Members of the RENEW team often take photographs during field work or site visits for a variety of reasons, such as visual recording for the research itself, or to use them blogs and PowerPoints for research dissemination. Photography is useful for illustrating the work and bringing life to the research. The photographs are often beautiful in their own right and can demonstrate biodiversity – or lack thereof – at a particular point in time.
“Most Lake District photography available online is either not open-access or doesn’t necessarily show what I am trying to talk about (e.g., different aspects of sheep farming, upland vegetation like peatlands, grasslands, heath, exclosures etc.) So I take my own.”
– Jo Furtado, PhD student focusing on commoners – farmers who graze their stock on common land.

Image credit: Jo Furtado
Swaledale sheep on Mellbrake Fell in the North West of the Lake District, overlooking Crummock Water and Buttermere.
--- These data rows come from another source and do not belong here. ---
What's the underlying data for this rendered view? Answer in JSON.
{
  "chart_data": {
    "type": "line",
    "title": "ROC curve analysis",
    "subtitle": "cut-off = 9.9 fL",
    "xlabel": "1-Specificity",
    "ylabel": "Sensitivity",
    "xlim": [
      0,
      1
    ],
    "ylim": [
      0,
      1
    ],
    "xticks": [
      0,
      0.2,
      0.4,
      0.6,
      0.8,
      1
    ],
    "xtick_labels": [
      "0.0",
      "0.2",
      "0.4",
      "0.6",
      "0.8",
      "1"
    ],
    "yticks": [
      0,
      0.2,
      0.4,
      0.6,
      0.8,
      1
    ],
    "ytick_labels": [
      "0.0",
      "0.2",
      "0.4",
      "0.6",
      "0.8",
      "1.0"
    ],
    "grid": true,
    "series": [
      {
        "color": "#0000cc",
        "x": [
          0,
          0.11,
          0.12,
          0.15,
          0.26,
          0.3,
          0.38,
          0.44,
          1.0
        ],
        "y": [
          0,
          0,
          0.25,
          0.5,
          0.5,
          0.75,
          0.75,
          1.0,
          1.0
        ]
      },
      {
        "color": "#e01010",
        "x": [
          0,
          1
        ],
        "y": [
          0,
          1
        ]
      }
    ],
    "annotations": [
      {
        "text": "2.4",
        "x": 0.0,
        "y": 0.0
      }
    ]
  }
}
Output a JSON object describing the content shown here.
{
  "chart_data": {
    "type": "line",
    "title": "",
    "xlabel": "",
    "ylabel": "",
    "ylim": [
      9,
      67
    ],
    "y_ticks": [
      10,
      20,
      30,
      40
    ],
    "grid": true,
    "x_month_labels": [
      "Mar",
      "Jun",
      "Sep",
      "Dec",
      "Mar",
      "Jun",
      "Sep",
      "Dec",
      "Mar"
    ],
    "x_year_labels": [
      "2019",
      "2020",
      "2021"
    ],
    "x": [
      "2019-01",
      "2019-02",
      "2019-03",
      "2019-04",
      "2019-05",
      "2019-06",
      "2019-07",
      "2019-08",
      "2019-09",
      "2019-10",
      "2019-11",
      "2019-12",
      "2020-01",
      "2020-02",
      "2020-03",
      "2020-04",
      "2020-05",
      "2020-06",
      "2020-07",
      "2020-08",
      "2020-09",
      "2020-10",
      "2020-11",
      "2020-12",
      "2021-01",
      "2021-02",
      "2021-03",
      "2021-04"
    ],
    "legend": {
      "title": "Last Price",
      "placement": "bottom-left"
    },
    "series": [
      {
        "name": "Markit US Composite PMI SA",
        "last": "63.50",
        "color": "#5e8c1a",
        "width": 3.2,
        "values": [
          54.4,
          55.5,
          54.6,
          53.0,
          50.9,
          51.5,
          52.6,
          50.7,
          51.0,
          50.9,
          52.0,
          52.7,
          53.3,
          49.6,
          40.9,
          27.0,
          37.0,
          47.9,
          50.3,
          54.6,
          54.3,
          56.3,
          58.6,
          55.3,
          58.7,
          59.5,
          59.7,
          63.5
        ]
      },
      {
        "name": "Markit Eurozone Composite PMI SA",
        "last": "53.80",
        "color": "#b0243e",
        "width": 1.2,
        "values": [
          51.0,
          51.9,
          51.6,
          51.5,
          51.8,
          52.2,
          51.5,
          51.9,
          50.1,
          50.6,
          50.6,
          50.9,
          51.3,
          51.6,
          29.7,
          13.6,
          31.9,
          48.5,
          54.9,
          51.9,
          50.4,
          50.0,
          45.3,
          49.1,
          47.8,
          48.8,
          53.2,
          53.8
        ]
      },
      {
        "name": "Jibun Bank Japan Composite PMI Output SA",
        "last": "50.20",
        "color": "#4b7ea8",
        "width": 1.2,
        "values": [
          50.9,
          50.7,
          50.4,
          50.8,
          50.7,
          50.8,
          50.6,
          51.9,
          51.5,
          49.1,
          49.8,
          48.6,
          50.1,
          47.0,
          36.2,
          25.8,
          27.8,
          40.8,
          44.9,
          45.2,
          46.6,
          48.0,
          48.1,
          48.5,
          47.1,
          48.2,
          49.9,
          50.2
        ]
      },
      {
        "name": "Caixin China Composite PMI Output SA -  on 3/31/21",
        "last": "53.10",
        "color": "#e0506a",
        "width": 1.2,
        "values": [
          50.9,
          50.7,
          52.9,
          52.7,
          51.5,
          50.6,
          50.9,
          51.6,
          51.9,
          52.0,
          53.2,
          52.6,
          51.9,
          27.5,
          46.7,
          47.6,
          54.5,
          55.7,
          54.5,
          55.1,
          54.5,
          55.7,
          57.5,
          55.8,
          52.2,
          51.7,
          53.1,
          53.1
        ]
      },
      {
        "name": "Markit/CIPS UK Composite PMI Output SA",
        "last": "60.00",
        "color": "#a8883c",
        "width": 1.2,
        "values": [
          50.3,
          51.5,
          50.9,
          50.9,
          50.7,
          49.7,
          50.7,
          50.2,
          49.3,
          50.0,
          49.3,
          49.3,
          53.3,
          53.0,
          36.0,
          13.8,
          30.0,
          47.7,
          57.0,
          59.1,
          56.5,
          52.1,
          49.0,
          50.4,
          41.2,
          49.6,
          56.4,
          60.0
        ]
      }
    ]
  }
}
Swaledale sheep are one of the main sheep breeds in the Lakes along with Herdwicks and Rough Fell sheep. These breeds are known for being hardy and able to survive the poor forage and relatively tough conditions of a life on the fells. Even then, the vegetation is slow-growing and low in nutrients so these landscapes can support low numbers of sheep only.

Image credit: Jo Furtado
A peat bog on the top of Lank Rigg, a fell on Kinniside Common, in the West of the Lake District. The bog, known as Poukes Moss, is in a relatively good condition: it is shown here in winter but you can see the hummocks of mosses and cotton grass that help to keep the ground wet and create the anaerobic conditions in which peat forms.

Image credit: Jo Furtado
A farmer demonstrating sheep gathering as part of a hill farming training course run for the National Trust in Borrowdale. The farmer used sheep dogs to collect this group of Herdwick sheep down from the fell and into a sorting pen, where they were sorted into whether they belonged to his farm or to neighbours’ farm. They tell this by the ‘smit’ marks on the sheep (see the blue and red marks on the sheep in the picture), with each farm having their own unique smit mark. Sheep are returned to their own farms at a shepherds meet once the whole fell has been gathered.

Image credit: Jo Furtado
This shows a fence on Kinniside Common, one side of which is common land grazed for centuries by sheep and cows, and the other side of which is old forestry land from which trees were felled about a decade ago. Where the soil was disturbed when the trees were felled and then the land left to regenerate without grazing, you can see lots of dwarf shrubs like heather, bilberry etc., whereas the grazed side is mainly grassland. This shows how land in the same environmental conditions can look very different depending on management and helps with imagining how a fell ‘could be’.